Question-and-Answer Session
Operator
(Operator Instructions) Your first question comes from Devin Ryan – Sandler O'Neill
Devin Ryan – Sandler O'Neill
Most of your banking activity, as you said, has been in the metals and mining space. Are we at a point yet where this recent equity market rally has started to create some activity, maybe behind the scenes, or client conversations that may lead to M&A or financing opportunities in some of your other sectors?
Thomas W. Weisel
There's a little glimmer of hope. Who knows if it's the end of the tunnel or a train coming at you. But the IPO market has had a couple of education deals. We are a co-manager on a software company called Solar Winds that anticipates going on the road soon, and there are a couple of other software deals that we are aware of that should be coming and testing the market here in the IPO world in the next month or two.
And so given the very large uptick in secondaries of established companies in a myriad of industries, we do think that the capital markets are slowly coming back.
On the M&A front, while you haven't seen a tremendous amount of increase in announced deals, you have seen enough from the Oracles and Ciscos of the world, who have both announced deals in the last several weeks to see that larger companies are engaged in a much higher level of dialogue and we are definitely seeing that on both the buy and the sell side.
Now whether or not that results in actual transactions, I think it's way too early to tell. But certainly the business right now feels slightly better than it did in January.
Devin Ryan – Sandler O'Neill
And on the expenses, is the non-comp level from this quarter, excluding that fraudulent trade, about where it should be or do you see any more potential savings there?

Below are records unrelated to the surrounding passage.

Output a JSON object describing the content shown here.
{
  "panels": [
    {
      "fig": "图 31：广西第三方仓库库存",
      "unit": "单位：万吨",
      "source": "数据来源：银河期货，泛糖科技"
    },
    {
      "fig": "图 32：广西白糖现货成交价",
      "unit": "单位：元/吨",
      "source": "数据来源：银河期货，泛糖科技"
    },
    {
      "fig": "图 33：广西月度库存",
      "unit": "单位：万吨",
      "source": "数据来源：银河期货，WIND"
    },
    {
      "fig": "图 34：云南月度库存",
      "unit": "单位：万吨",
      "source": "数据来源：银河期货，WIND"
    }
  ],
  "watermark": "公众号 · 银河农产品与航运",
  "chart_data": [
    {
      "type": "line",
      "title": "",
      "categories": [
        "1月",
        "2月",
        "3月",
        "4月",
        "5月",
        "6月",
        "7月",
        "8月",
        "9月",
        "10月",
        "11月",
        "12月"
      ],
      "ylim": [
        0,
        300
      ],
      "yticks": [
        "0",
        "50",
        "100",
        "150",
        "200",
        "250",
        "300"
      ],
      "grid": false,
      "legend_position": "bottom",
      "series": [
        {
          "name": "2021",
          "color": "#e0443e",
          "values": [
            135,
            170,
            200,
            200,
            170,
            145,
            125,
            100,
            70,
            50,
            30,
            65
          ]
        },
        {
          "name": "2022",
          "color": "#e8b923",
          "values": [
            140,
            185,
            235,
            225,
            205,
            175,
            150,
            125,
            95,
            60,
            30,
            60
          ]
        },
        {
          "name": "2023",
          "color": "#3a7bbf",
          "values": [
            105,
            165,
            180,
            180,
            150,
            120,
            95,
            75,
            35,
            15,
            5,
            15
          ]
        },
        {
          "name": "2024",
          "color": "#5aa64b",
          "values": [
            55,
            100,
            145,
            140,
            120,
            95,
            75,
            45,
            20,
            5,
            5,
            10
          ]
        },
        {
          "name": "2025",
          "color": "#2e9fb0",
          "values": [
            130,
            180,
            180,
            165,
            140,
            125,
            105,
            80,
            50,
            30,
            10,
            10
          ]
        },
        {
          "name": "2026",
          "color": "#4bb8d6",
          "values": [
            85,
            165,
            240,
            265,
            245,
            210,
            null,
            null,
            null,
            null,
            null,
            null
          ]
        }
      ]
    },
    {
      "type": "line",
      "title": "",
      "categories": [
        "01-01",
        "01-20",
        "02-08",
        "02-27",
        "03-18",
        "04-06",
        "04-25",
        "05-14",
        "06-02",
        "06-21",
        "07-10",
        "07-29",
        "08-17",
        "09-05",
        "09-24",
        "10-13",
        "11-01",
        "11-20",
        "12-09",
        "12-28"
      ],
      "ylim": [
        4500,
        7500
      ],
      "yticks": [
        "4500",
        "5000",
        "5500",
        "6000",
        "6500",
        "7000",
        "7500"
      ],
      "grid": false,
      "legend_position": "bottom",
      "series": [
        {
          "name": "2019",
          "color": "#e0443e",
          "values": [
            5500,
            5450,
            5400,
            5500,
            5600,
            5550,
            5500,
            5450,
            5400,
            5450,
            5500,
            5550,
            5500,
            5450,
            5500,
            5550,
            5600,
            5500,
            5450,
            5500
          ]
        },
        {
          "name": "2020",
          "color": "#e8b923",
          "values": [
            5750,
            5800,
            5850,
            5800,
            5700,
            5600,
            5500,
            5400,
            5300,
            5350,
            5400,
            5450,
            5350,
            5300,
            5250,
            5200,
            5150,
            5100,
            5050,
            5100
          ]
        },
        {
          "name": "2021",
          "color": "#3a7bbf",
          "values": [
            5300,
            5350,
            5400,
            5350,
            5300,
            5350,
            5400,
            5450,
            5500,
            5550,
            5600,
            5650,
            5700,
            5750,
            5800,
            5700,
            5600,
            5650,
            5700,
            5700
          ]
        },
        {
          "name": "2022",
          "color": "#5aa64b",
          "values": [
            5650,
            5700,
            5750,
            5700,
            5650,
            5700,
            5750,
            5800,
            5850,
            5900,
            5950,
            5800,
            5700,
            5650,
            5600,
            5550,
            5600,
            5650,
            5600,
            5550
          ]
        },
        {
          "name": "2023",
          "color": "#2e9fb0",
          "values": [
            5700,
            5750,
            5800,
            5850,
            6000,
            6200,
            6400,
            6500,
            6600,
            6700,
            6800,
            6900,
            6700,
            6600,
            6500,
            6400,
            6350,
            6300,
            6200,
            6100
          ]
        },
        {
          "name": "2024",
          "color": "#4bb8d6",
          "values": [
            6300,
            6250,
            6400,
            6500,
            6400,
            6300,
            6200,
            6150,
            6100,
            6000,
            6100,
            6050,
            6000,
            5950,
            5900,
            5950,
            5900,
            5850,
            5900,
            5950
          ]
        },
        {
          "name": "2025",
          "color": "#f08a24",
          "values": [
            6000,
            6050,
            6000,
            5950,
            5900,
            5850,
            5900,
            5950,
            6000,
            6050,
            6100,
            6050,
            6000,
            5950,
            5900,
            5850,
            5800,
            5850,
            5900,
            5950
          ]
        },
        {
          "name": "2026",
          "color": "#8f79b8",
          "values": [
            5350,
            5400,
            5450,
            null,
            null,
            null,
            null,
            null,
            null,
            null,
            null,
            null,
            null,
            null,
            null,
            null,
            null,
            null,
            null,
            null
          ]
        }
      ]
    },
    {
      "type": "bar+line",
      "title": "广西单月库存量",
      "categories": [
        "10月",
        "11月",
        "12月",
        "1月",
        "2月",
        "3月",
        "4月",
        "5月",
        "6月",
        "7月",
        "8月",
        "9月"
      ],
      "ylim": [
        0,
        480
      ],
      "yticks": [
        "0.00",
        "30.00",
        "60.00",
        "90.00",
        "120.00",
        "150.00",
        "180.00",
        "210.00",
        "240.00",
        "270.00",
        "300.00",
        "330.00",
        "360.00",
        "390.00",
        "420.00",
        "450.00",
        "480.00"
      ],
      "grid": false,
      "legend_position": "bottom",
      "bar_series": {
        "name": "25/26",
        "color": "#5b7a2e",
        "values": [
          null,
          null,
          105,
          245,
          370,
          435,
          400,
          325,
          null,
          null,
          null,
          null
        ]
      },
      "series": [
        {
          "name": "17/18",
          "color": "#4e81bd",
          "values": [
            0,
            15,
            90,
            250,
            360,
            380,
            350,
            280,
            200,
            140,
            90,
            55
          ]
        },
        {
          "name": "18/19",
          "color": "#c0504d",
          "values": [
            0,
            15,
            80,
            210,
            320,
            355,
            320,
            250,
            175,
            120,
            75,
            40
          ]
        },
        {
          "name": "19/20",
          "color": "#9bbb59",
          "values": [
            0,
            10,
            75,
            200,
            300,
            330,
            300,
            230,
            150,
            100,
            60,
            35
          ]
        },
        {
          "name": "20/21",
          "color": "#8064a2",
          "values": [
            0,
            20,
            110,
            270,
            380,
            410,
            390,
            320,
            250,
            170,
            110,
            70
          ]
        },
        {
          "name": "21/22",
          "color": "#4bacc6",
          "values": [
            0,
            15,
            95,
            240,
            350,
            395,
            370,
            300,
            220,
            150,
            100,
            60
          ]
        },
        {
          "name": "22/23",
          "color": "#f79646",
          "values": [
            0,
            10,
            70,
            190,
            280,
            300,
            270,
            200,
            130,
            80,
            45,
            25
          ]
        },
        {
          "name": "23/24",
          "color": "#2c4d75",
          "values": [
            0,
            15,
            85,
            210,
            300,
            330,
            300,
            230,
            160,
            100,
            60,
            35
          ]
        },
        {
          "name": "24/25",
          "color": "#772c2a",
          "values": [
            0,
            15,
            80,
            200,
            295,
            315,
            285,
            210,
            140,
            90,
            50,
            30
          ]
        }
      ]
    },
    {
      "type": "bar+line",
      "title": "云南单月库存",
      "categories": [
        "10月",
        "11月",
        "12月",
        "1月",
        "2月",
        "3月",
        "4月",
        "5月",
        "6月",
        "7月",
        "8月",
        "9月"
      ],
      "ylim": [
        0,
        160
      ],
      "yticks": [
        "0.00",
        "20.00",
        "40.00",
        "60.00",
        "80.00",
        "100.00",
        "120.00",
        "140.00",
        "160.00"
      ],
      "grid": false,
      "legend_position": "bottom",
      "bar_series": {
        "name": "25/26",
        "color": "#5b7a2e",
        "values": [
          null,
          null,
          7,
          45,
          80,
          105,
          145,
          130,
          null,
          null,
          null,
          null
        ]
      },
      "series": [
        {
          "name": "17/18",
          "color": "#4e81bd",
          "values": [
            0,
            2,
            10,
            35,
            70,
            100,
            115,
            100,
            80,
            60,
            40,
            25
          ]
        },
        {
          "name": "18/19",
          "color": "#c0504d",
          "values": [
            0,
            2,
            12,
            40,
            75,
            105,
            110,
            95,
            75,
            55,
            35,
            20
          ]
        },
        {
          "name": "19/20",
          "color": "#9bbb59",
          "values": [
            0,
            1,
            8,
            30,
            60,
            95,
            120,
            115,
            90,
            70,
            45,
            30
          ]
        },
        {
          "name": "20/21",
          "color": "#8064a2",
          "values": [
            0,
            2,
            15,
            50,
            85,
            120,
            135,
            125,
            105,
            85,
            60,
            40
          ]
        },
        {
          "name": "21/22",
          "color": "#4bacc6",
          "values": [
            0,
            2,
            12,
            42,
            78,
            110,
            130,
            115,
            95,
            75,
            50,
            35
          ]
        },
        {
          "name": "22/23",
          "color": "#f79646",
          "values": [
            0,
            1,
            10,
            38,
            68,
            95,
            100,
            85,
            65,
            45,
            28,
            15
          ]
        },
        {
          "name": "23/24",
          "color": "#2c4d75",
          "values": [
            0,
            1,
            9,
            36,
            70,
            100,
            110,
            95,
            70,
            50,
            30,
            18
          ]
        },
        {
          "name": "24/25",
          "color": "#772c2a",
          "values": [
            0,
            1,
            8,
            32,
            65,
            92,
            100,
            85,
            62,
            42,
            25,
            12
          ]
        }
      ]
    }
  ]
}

And just in terms of the comp ratio, should we really just be thinking about compensation on an absolute level, just kind of given that $50.0 million break-even target?
Shaugn S. Stanley
Yes, with respect to non-comp we are right on track with where we had hoped to be when we put together the plan for 2009. So excluding the fraudulent client loss, we would have come right in on track with that.
With respect to comp, yes, I think it's fair to say our compensation model is built around this kind of $50.0 million break-even assumption and if we come in with revenues below that we will have a higher comp ratio that what we had projected.